Monday, November 12, 2012

The Preacher


Taken from Heralds of God by James S. Stewart

"Redemptive work is always costly. There is no hope of ease for the faithful servant of the cross. It is involved in the very nature of his task that he can never be at the end of it. Not his to evade the burden and heat of the day: physical weariness, sickness of heart and bitter disappointment, the strain of the passion for souls, all the wear and tear of vicarious burden-bearing – these he will know in full measure. He may even find himself wondering sometimes why he ever accepted a commission in a warfare in which there is no discharge. He may have moods when a haunting sense of anticlimax overwhelms him. It is one thing to set out gallantly when the flags are waving and the drums summoning to a new crusade, but is it quite another thing to keep plodding on when the road is difficult and the initial impetus has spent its force and the trumpets of the dawn have ceased to blow. It is one thing to have inspirations; it is another to have tenacity.
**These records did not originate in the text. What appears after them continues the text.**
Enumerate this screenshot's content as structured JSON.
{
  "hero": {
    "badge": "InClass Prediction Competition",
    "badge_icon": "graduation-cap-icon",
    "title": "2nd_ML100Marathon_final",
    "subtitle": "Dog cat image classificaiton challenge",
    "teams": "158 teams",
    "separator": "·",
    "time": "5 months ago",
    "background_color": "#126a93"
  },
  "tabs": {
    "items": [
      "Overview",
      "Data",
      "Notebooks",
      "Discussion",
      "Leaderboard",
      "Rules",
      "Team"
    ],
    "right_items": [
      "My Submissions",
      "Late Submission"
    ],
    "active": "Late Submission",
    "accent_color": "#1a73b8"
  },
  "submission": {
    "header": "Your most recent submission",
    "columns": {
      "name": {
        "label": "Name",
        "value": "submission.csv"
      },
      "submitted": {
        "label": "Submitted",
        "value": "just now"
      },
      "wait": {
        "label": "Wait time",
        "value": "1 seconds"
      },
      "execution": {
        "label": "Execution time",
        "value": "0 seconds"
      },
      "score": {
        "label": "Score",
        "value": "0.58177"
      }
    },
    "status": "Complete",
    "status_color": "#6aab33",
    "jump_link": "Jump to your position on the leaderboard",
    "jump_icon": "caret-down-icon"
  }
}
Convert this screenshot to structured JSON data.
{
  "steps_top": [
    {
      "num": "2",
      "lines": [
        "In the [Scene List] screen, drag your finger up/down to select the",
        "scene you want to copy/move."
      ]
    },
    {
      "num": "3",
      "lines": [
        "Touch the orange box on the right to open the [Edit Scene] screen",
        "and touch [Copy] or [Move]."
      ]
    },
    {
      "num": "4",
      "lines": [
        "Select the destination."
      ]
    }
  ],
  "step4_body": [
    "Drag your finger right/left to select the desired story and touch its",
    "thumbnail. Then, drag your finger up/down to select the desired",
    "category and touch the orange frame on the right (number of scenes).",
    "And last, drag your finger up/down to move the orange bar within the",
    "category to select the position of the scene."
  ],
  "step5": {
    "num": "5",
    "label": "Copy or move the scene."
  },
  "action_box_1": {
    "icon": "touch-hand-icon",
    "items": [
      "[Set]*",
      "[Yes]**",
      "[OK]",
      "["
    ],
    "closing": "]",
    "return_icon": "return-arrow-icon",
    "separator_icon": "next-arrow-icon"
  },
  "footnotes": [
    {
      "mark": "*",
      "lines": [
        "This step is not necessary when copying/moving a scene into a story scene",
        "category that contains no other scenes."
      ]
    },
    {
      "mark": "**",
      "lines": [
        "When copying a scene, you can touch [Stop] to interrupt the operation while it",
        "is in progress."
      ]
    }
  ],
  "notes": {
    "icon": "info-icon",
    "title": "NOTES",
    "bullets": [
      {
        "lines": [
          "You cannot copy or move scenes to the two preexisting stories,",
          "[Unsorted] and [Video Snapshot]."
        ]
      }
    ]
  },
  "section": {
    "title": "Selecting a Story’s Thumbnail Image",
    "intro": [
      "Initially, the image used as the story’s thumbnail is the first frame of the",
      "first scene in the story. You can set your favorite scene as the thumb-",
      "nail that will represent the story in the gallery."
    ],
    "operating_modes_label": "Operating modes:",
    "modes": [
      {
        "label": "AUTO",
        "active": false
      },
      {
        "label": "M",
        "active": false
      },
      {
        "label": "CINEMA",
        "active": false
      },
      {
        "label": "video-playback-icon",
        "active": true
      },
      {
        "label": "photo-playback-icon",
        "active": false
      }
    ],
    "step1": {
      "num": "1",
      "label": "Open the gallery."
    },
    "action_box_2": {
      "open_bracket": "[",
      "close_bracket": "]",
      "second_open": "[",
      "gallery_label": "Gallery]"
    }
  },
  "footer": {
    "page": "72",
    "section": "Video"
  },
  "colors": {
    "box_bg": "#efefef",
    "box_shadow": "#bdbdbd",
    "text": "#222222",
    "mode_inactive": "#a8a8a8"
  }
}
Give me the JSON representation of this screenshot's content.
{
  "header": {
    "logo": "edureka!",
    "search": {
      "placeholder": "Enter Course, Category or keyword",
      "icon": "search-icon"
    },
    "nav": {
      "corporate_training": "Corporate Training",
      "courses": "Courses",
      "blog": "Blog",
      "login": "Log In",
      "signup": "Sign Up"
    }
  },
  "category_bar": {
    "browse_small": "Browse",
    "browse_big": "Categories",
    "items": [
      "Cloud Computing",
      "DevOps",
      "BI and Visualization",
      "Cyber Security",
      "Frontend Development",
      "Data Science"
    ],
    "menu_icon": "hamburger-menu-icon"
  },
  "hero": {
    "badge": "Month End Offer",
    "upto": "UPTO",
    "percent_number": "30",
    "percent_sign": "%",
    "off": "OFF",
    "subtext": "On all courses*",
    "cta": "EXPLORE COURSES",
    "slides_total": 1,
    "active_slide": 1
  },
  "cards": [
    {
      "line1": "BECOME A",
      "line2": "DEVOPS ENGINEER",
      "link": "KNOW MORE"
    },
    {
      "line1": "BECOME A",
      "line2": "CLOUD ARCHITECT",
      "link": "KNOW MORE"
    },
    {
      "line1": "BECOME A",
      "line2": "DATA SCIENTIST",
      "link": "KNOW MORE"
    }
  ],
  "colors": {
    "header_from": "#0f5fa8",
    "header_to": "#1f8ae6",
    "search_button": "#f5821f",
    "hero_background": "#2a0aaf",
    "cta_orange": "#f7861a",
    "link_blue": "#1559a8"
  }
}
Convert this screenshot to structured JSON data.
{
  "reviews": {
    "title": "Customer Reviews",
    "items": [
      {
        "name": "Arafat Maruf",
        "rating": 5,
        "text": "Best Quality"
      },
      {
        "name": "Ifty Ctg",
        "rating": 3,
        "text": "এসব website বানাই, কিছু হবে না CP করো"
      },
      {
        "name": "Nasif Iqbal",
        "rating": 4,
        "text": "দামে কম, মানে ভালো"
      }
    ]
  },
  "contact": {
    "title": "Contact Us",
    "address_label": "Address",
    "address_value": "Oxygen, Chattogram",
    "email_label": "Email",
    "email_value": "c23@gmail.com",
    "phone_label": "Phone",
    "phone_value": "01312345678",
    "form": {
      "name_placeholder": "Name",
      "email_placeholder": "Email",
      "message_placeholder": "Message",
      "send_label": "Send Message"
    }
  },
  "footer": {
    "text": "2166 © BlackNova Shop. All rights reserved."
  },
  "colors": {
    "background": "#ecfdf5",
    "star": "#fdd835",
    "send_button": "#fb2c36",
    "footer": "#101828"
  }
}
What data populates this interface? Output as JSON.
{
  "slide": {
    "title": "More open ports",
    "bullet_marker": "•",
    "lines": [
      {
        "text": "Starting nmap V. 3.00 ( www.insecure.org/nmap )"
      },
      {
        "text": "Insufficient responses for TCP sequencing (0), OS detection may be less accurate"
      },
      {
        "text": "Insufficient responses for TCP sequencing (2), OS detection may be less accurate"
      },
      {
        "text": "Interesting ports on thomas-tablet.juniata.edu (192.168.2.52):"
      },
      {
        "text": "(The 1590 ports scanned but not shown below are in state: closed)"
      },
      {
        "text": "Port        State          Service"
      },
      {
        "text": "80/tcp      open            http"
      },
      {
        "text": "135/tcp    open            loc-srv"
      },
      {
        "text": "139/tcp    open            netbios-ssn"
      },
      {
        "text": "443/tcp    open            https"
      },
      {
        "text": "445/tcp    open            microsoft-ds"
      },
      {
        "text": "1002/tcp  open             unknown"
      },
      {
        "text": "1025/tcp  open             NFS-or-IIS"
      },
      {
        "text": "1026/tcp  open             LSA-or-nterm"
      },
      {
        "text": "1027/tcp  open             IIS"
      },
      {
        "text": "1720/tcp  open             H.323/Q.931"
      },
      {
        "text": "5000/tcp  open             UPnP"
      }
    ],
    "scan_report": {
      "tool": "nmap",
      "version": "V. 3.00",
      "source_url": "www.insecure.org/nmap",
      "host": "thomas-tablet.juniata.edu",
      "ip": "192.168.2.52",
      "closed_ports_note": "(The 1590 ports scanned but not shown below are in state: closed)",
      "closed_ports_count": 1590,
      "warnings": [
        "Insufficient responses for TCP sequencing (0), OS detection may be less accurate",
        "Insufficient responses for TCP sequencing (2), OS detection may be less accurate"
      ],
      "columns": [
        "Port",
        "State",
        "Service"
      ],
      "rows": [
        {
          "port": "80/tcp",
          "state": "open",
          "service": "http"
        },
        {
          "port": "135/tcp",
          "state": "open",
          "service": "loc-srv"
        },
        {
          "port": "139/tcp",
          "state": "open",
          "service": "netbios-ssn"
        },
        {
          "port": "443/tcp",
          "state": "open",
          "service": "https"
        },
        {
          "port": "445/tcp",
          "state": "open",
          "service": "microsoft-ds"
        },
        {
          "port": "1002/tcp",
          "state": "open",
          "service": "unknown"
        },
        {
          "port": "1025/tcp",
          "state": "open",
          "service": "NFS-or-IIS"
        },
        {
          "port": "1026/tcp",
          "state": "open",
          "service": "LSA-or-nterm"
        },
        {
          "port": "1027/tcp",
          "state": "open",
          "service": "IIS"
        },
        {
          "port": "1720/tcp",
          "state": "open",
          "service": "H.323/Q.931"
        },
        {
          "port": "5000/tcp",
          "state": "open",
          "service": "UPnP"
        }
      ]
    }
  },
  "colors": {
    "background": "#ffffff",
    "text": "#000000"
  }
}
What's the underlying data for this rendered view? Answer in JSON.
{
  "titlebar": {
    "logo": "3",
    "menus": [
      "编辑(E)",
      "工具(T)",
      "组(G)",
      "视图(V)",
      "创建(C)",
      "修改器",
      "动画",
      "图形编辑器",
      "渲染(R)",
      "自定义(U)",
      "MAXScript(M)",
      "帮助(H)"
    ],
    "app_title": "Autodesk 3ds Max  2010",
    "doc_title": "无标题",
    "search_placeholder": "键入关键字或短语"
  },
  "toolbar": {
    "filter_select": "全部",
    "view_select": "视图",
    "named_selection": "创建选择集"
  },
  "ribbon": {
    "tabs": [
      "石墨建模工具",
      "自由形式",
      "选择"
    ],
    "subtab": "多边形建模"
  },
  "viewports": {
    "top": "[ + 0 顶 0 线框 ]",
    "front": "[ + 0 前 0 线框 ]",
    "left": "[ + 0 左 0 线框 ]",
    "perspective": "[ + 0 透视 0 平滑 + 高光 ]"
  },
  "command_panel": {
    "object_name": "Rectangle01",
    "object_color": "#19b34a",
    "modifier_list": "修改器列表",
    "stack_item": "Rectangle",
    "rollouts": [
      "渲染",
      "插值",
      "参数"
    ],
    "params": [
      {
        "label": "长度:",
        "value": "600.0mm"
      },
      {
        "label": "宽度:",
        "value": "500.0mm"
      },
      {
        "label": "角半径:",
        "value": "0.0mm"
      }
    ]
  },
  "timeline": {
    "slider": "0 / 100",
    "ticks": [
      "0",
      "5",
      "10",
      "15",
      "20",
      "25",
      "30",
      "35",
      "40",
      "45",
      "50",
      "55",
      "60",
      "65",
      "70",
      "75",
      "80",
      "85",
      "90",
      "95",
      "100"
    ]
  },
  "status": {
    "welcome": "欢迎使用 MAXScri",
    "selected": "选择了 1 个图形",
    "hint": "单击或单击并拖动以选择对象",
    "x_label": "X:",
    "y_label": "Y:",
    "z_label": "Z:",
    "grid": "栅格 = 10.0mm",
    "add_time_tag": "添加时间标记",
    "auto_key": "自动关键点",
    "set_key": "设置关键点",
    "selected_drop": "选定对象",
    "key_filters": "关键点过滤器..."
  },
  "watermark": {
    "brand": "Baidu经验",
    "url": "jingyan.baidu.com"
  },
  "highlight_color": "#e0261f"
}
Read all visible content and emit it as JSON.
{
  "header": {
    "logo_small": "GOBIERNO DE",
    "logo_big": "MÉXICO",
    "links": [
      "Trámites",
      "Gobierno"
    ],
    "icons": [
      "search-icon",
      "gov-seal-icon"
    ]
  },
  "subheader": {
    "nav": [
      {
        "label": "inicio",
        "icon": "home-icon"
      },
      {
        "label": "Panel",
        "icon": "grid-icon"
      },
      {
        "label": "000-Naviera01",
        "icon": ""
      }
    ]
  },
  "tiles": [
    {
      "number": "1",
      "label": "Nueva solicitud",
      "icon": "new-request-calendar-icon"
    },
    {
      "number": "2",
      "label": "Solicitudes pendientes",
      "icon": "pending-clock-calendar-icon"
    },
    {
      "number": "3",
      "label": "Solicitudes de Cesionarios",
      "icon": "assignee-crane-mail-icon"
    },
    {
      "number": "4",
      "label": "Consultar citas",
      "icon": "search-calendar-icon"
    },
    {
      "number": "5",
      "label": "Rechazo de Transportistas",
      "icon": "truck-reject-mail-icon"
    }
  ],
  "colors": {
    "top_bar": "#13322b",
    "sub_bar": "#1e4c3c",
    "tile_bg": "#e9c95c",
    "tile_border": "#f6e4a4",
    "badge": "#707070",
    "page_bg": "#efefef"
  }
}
My little children, wrote Paul to the Galatians, of who I travail in birth again until Christ be formed in you: a swift and startling turn of phrase giving a profoundly moving insight into the price of true Christian ambassadorship. For –It is by no breath,
Turn of eye, wave of hand, that salvation joins issue with death-

And if ever a man finds the work of the ministry becoming easily manageable and surmountable, an undemanding vocation without strain or any encumbering load of care, he is to be pitied, not congratulated: for he has so fragrantly lost touch with the One whose ministry of reconciliation could be accomplished and fulfilled only through Gethsemane and Calvary. Without shedding of blood there is no remission of sins. Unless something of the evangelist's life-blood goes into his quest for souls and into the word he brings them from the Lord, the quest remains fruitless and the word devoid of delivering power."

James Stuart Stewart (1896 - 1990) was a minister in the Church of Scotland and professor at the University of Edinburg. He grew up in Dundee and graduated from the University of St. Andrews in 1917. He served as Chaplain to the Queen in Scotland from 1952 to 1966. Author of many books, he was voted by Preaching Magazine in 1999 as the best preacher of the 20th century.